Central Pacific Woodcutters’ Camp, Circa 1868-1870, Elko County, Nevada
I had been told about this place by Central Pacific scholars who said it was damned hard to find but well worth it if you were lucky to locate it in the miles of rough pinon scrub. A very ephemeral site, one you could walk right through and never know what it was, they said.
Fewer than ten people have been here in the past 145 years. This was among the most interesting of all the sites Carol and I found on my exploration of the first transcontinental railroad, and it was certainly the most mysterious and evocative because more than any other, it held the sense that the men who built this railroad had been here only recently.
In 1868 as the Central Pacific built east toward the completion of the line, the company dispatched woodcutters to the mountains to cut fuel for a growing fleet of locomotives.
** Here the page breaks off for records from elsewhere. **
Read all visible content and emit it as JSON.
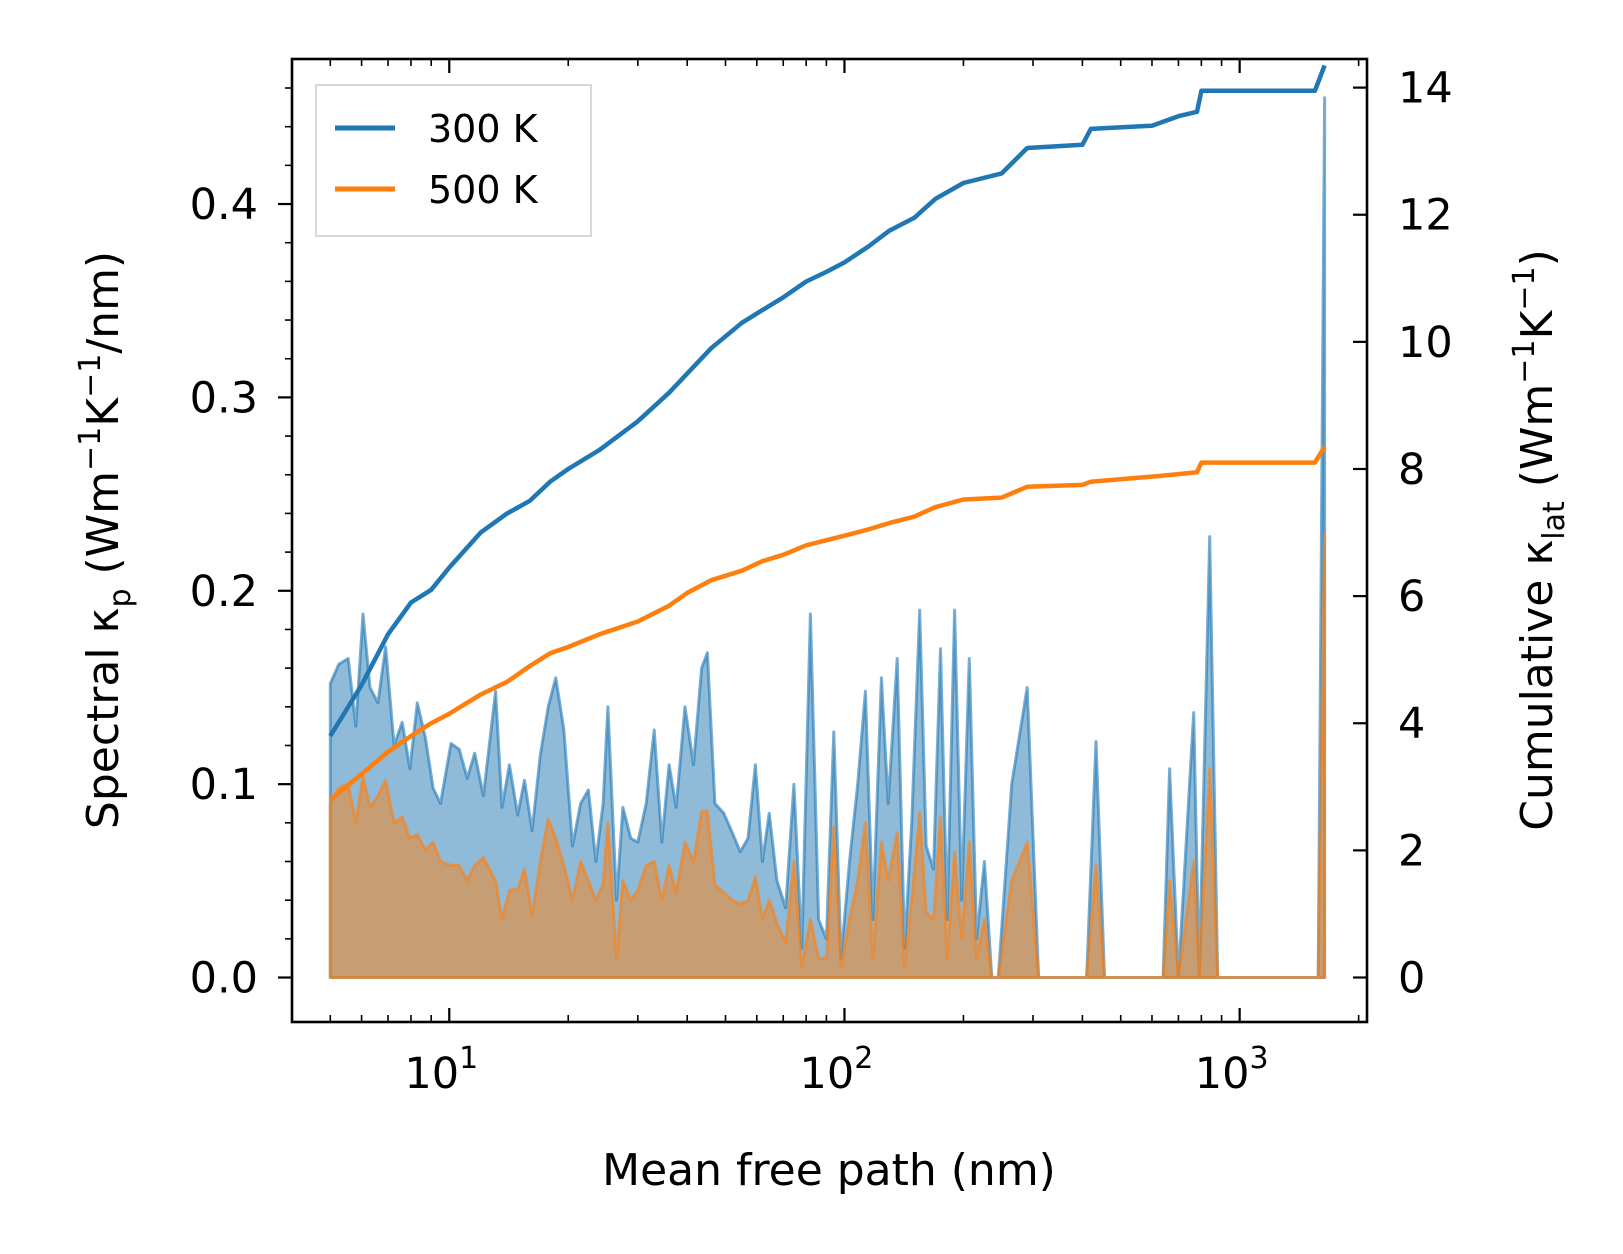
{
  "chart_data": {
    "type": "area",
    "xlabel": "Mean free path (nm)",
    "ylabel_left": {
      "base": "Spectral κ",
      "sub": "p",
      "open": " (Wm",
      "e1": "−1",
      "mid": "K",
      "e2": "−1",
      "close": "/nm)"
    },
    "ylabel_right": {
      "base": "Cumulative κ",
      "sub": "lat",
      "open": " (Wm",
      "e1": "−1",
      "mid": "K",
      "e2": "−1",
      "close": ")"
    },
    "xscale": "log",
    "xlim": [
      4,
      2100
    ],
    "ylim_left": [
      -0.023,
      0.475
    ],
    "ylim_right": [
      -0.7,
      14.45
    ],
    "x_ticks": [
      {
        "value": 10,
        "label": "10",
        "exp": "1"
      },
      {
        "value": 100,
        "label": "10",
        "exp": "2"
      },
      {
        "value": 1000,
        "label": "10",
        "exp": "3"
      }
    ],
    "y_ticks_left": [
      "0.0",
      "0.1",
      "0.2",
      "0.3",
      "0.4"
    ],
    "y_ticks_right": [
      "0",
      "2",
      "4",
      "6",
      "8",
      "10",
      "12",
      "14"
    ],
    "legend": {
      "position": "top-left"
    },
    "series": [
      {
        "name": "300 K",
        "color": "#1f77b4",
        "spectral": [
          [
            5.0,
            0.152
          ],
          [
            5.25,
            0.162
          ],
          [
            5.55,
            0.165
          ],
          [
            5.8,
            0.13
          ],
          [
            6.05,
            0.188
          ],
          [
            6.3,
            0.15
          ],
          [
            6.6,
            0.142
          ],
          [
            6.9,
            0.171
          ],
          [
            7.25,
            0.12
          ],
          [
            7.6,
            0.132
          ],
          [
            7.95,
            0.108
          ],
          [
            8.3,
            0.142
          ],
          [
            8.7,
            0.124
          ],
          [
            9.1,
            0.098
          ],
          [
            9.5,
            0.09
          ],
          [
            10.1,
            0.121
          ],
          [
            10.6,
            0.118
          ],
          [
            11.1,
            0.103
          ],
          [
            11.6,
            0.116
          ],
          [
            12.2,
            0.094
          ],
          [
            13.1,
            0.148
          ],
          [
            13.6,
            0.088
          ],
          [
            14.2,
            0.11
          ],
          [
            14.9,
            0.084
          ],
          [
            15.5,
            0.102
          ],
          [
            16.2,
            0.076
          ],
          [
            17.0,
            0.115
          ],
          [
            17.8,
            0.14
          ],
          [
            18.6,
            0.155
          ],
          [
            19.5,
            0.128
          ],
          [
            20.5,
            0.068
          ],
          [
            21.5,
            0.09
          ],
          [
            22.5,
            0.097
          ],
          [
            23.5,
            0.06
          ],
          [
            24.5,
            0.09
          ],
          [
            25.2,
            0.14
          ],
          [
            26.5,
            0.04
          ],
          [
            27.5,
            0.088
          ],
          [
            28.8,
            0.072
          ],
          [
            30.0,
            0.07
          ],
          [
            31.5,
            0.09
          ],
          [
            33.0,
            0.128
          ],
          [
            34.5,
            0.07
          ],
          [
            36.0,
            0.11
          ],
          [
            37.5,
            0.088
          ],
          [
            39.5,
            0.14
          ],
          [
            41.5,
            0.11
          ],
          [
            43.5,
            0.16
          ],
          [
            45.0,
            0.168
          ],
          [
            47.0,
            0.09
          ],
          [
            49.5,
            0.085
          ],
          [
            52.0,
            0.075
          ],
          [
            54.5,
            0.065
          ],
          [
            57.0,
            0.072
          ],
          [
            59.5,
            0.11
          ],
          [
            62.0,
            0.06
          ],
          [
            64.5,
            0.085
          ],
          [
            67.5,
            0.05
          ],
          [
            71.0,
            0.036
          ],
          [
            74.5,
            0.1
          ],
          [
            78.0,
            0.015
          ],
          [
            82.0,
            0.188
          ],
          [
            86.0,
            0.03
          ],
          [
            90.0,
            0.02
          ],
          [
            94.0,
            0.127
          ],
          [
            98.0,
            0.01
          ],
          [
            103.0,
            0.06
          ],
          [
            108.0,
            0.1
          ],
          [
            113.0,
            0.148
          ],
          [
            118.0,
            0.03
          ],
          [
            124.0,
            0.155
          ],
          [
            129.0,
            0.09
          ],
          [
            136.0,
            0.165
          ],
          [
            142.0,
            0.015
          ],
          [
            148.0,
            0.08
          ],
          [
            155.0,
            0.19
          ],
          [
            161.0,
            0.068
          ],
          [
            168.0,
            0.056
          ],
          [
            175.0,
            0.17
          ],
          [
            182.0,
            0.03
          ],
          [
            190.0,
            0.19
          ],
          [
            198.0,
            0.04
          ],
          [
            207.0,
            0.165
          ],
          [
            216.0,
            0.02
          ],
          [
            226.0,
            0.06
          ],
          [
            236.0,
            0.0
          ],
          [
            245.0,
            0.0
          ],
          [
            265.0,
            0.1
          ],
          [
            290.0,
            0.15
          ],
          [
            310.0,
            0.0
          ],
          [
            410.0,
            0.0
          ],
          [
            433.0,
            0.122
          ],
          [
            455.0,
            0.0
          ],
          [
            640.0,
            0.0
          ],
          [
            665.0,
            0.108
          ],
          [
            700.0,
            0.0
          ],
          [
            765.0,
            0.137
          ],
          [
            790.0,
            0.0
          ],
          [
            840.0,
            0.228
          ],
          [
            880.0,
            0.0
          ],
          [
            1580.0,
            0.0
          ],
          [
            1640.0,
            0.455
          ]
        ],
        "cumulative": [
          [
            5.0,
            3.8
          ],
          [
            6.0,
            4.6
          ],
          [
            7.0,
            5.4
          ],
          [
            8.0,
            5.9
          ],
          [
            9.0,
            6.1
          ],
          [
            10.0,
            6.45
          ],
          [
            12.0,
            7.0
          ],
          [
            14.0,
            7.3
          ],
          [
            16.0,
            7.5
          ],
          [
            18.0,
            7.8
          ],
          [
            20.0,
            8.0
          ],
          [
            24.0,
            8.3
          ],
          [
            30.0,
            8.75
          ],
          [
            36.0,
            9.2
          ],
          [
            40.0,
            9.5
          ],
          [
            46.0,
            9.9
          ],
          [
            55.0,
            10.3
          ],
          [
            62.0,
            10.5
          ],
          [
            70.0,
            10.7
          ],
          [
            80.0,
            10.95
          ],
          [
            90.0,
            11.1
          ],
          [
            100.0,
            11.25
          ],
          [
            115.0,
            11.5
          ],
          [
            130.0,
            11.75
          ],
          [
            150.0,
            11.95
          ],
          [
            170.0,
            12.25
          ],
          [
            200.0,
            12.5
          ],
          [
            250.0,
            12.65
          ],
          [
            290.0,
            13.05
          ],
          [
            400.0,
            13.1
          ],
          [
            420.0,
            13.35
          ],
          [
            600.0,
            13.4
          ],
          [
            700.0,
            13.55
          ],
          [
            780.0,
            13.62
          ],
          [
            800.0,
            13.95
          ],
          [
            1550.0,
            13.95
          ],
          [
            1640.0,
            14.35
          ]
        ]
      },
      {
        "name": "500 K",
        "color": "#ff7f0e",
        "spectral": [
          [
            5.0,
            0.09
          ],
          [
            5.25,
            0.098
          ],
          [
            5.55,
            0.1
          ],
          [
            5.8,
            0.08
          ],
          [
            6.05,
            0.104
          ],
          [
            6.3,
            0.088
          ],
          [
            6.6,
            0.094
          ],
          [
            6.9,
            0.102
          ],
          [
            7.25,
            0.08
          ],
          [
            7.6,
            0.083
          ],
          [
            7.95,
            0.072
          ],
          [
            8.3,
            0.074
          ],
          [
            8.7,
            0.066
          ],
          [
            9.1,
            0.07
          ],
          [
            9.5,
            0.06
          ],
          [
            10.1,
            0.058
          ],
          [
            10.6,
            0.058
          ],
          [
            11.1,
            0.05
          ],
          [
            11.6,
            0.058
          ],
          [
            12.2,
            0.062
          ],
          [
            13.1,
            0.05
          ],
          [
            13.6,
            0.03
          ],
          [
            14.2,
            0.045
          ],
          [
            14.9,
            0.046
          ],
          [
            15.5,
            0.056
          ],
          [
            16.2,
            0.032
          ],
          [
            17.0,
            0.06
          ],
          [
            17.8,
            0.082
          ],
          [
            18.6,
            0.072
          ],
          [
            19.5,
            0.058
          ],
          [
            20.5,
            0.04
          ],
          [
            21.5,
            0.06
          ],
          [
            22.5,
            0.05
          ],
          [
            23.5,
            0.04
          ],
          [
            24.5,
            0.048
          ],
          [
            25.2,
            0.08
          ],
          [
            26.5,
            0.01
          ],
          [
            27.5,
            0.05
          ],
          [
            28.8,
            0.04
          ],
          [
            30.0,
            0.045
          ],
          [
            31.5,
            0.058
          ],
          [
            33.0,
            0.06
          ],
          [
            34.5,
            0.04
          ],
          [
            36.0,
            0.058
          ],
          [
            37.5,
            0.044
          ],
          [
            39.5,
            0.07
          ],
          [
            41.5,
            0.06
          ],
          [
            43.5,
            0.086
          ],
          [
            45.0,
            0.086
          ],
          [
            47.0,
            0.048
          ],
          [
            49.5,
            0.044
          ],
          [
            52.0,
            0.04
          ],
          [
            54.5,
            0.038
          ],
          [
            57.0,
            0.04
          ],
          [
            59.5,
            0.052
          ],
          [
            62.0,
            0.03
          ],
          [
            64.5,
            0.04
          ],
          [
            67.5,
            0.028
          ],
          [
            71.0,
            0.018
          ],
          [
            74.5,
            0.06
          ],
          [
            78.0,
            0.005
          ],
          [
            82.0,
            0.03
          ],
          [
            86.0,
            0.01
          ],
          [
            90.0,
            0.01
          ],
          [
            94.0,
            0.078
          ],
          [
            98.0,
            0.005
          ],
          [
            103.0,
            0.03
          ],
          [
            108.0,
            0.05
          ],
          [
            113.0,
            0.08
          ],
          [
            118.0,
            0.01
          ],
          [
            124.0,
            0.07
          ],
          [
            129.0,
            0.05
          ],
          [
            136.0,
            0.075
          ],
          [
            142.0,
            0.005
          ],
          [
            148.0,
            0.04
          ],
          [
            155.0,
            0.085
          ],
          [
            161.0,
            0.034
          ],
          [
            168.0,
            0.03
          ],
          [
            175.0,
            0.083
          ],
          [
            182.0,
            0.01
          ],
          [
            190.0,
            0.065
          ],
          [
            198.0,
            0.02
          ],
          [
            207.0,
            0.07
          ],
          [
            216.0,
            0.01
          ],
          [
            226.0,
            0.03
          ],
          [
            236.0,
            0.0
          ],
          [
            245.0,
            0.0
          ],
          [
            265.0,
            0.05
          ],
          [
            290.0,
            0.07
          ],
          [
            310.0,
            0.0
          ],
          [
            410.0,
            0.0
          ],
          [
            433.0,
            0.058
          ],
          [
            455.0,
            0.0
          ],
          [
            640.0,
            0.0
          ],
          [
            665.0,
            0.05
          ],
          [
            700.0,
            0.0
          ],
          [
            765.0,
            0.06
          ],
          [
            790.0,
            0.0
          ],
          [
            840.0,
            0.108
          ],
          [
            880.0,
            0.0
          ],
          [
            1580.0,
            0.0
          ],
          [
            1640.0,
            0.23
          ]
        ],
        "cumulative": [
          [
            5.0,
            2.8
          ],
          [
            6.0,
            3.2
          ],
          [
            7.0,
            3.55
          ],
          [
            8.0,
            3.8
          ],
          [
            9.0,
            4.0
          ],
          [
            10.0,
            4.15
          ],
          [
            12.0,
            4.45
          ],
          [
            14.0,
            4.65
          ],
          [
            16.0,
            4.9
          ],
          [
            18.0,
            5.1
          ],
          [
            20.0,
            5.2
          ],
          [
            24.0,
            5.4
          ],
          [
            30.0,
            5.6
          ],
          [
            36.0,
            5.85
          ],
          [
            40.0,
            6.05
          ],
          [
            46.0,
            6.25
          ],
          [
            55.0,
            6.4
          ],
          [
            62.0,
            6.55
          ],
          [
            70.0,
            6.65
          ],
          [
            80.0,
            6.8
          ],
          [
            90.0,
            6.88
          ],
          [
            100.0,
            6.95
          ],
          [
            115.0,
            7.05
          ],
          [
            130.0,
            7.15
          ],
          [
            150.0,
            7.25
          ],
          [
            170.0,
            7.4
          ],
          [
            200.0,
            7.52
          ],
          [
            250.0,
            7.55
          ],
          [
            290.0,
            7.72
          ],
          [
            400.0,
            7.75
          ],
          [
            420.0,
            7.8
          ],
          [
            600.0,
            7.88
          ],
          [
            700.0,
            7.92
          ],
          [
            780.0,
            7.95
          ],
          [
            800.0,
            8.1
          ],
          [
            1550.0,
            8.1
          ],
          [
            1640.0,
            8.35
          ]
        ]
      }
    ]
  }
}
At this mountainside spot, a handful of Chinese men dug shallow trenches, propped tree trunks and branches across them, spread small sheets of canvas on top to make one-person A-frame shelters. To hold the canvas against the wind, the men weighted the canvas edges with rocks and railroad iron—spikes, bolts, etc.
The site presents some six to ten shelters, a couple remarkably intact given their hasty and simple construction. The canvas has long rotted away, and most of the old railroad iron has disappeared with the few visitors who have been here. So how do we know it was occupied by Chinese men? A large proportion of the Central Pacific workers were hired Chinese, some who settled in the States, some who returned to China to buy farms with their earnings. Most telling: visitors here with metal detectors have turned up old Chinese coins in the dirt. How do we know it wasn’t likely occupied after 1870? The Central Pacific fueled its locomotives with wood only until they had a source for coal, a superior fuel, which came with the completion of the line in 1869.
We were very lucky to find this remote, delicate place amidst so many miles of dry mountain range and desert. It is not marked, nor should it be lest it be raided by souvenir hunters, and there are no landmarks nearby. Railroad scholars gave us directions via subtle land clues, told us to park the truck when the road looked like such-and-such, walk in a specific direction from the road for a certain distance, and there it will be. Or not.
We figured we had less than a 50-50 chance.
On a recent July morning after several weeks on the road making photographs, we parked, fairly certain we’d done so in the right place, and began walking according to the directions given. We’d been given an approximate distance to walk, but since we were walking uphill and through scattered forest, both of which tend to make people overestimate distance, I suggested we subtract about 50% from the estimated distance.
We were just about where we though the camp should be when my cell phone rang, startling me. We’d been in remote places out of cell coverage for so many days, I no longer thought of it as a communication device. It was Central Pacific historian and friend Chris Graves from California.
“Have you found that Chinese woodcutter camp yet?” Perfect timing, I thought.
“Not yet,” I told him. “But we’re just walking up the hill—it should here someplace.”
While Chris queried me about what I saw around me and reiterated his directions, Carol wandered off. She told me later she’d had a strong inclination to go off to the left. A moment later, I heard her call out.
“Just a minute,” I told Chris.
I followed the sound of Carol’s voice and soon emerged through the trees to see her grinning.
“I found it,” she said. And indeed she had. As if walking on eggs, we now stood in the midst of several faint structures of limbs and sticks that had lain here largely undisturbed for nearly 150 years.
“Chris, we found it; Carol and I are standing right in the middle of the camp.”
The phone was silent for several seconds, which suggested the garrulous Chris had been cut off. Finally he said, “I’ll be damned. Last time it took six of us four hours to find it.
We spend the rest of the morning taking photographs, making notes, imagining what this place might have been like as a temporary home, far away from home, for those strong men so long ago. We dug for nothing, collected nothing, carefully avoided stepping near the bleached tent frames for fear of damage.
Did these lonely men stay here a week, a month? It’s likely they played games in the evenings around a campfire and doubtless talked about home and family across the sea. Did some immigrate to live in coastal California, or to help build later transcontinental lines? Probably.
Will I tell you where this place is so you can visit? Nope. I am lucky to be a (fringe) member of a small and informal group of historians and scholars of the transcontinental railroad and have pledged to keep this lonely magic place a secret.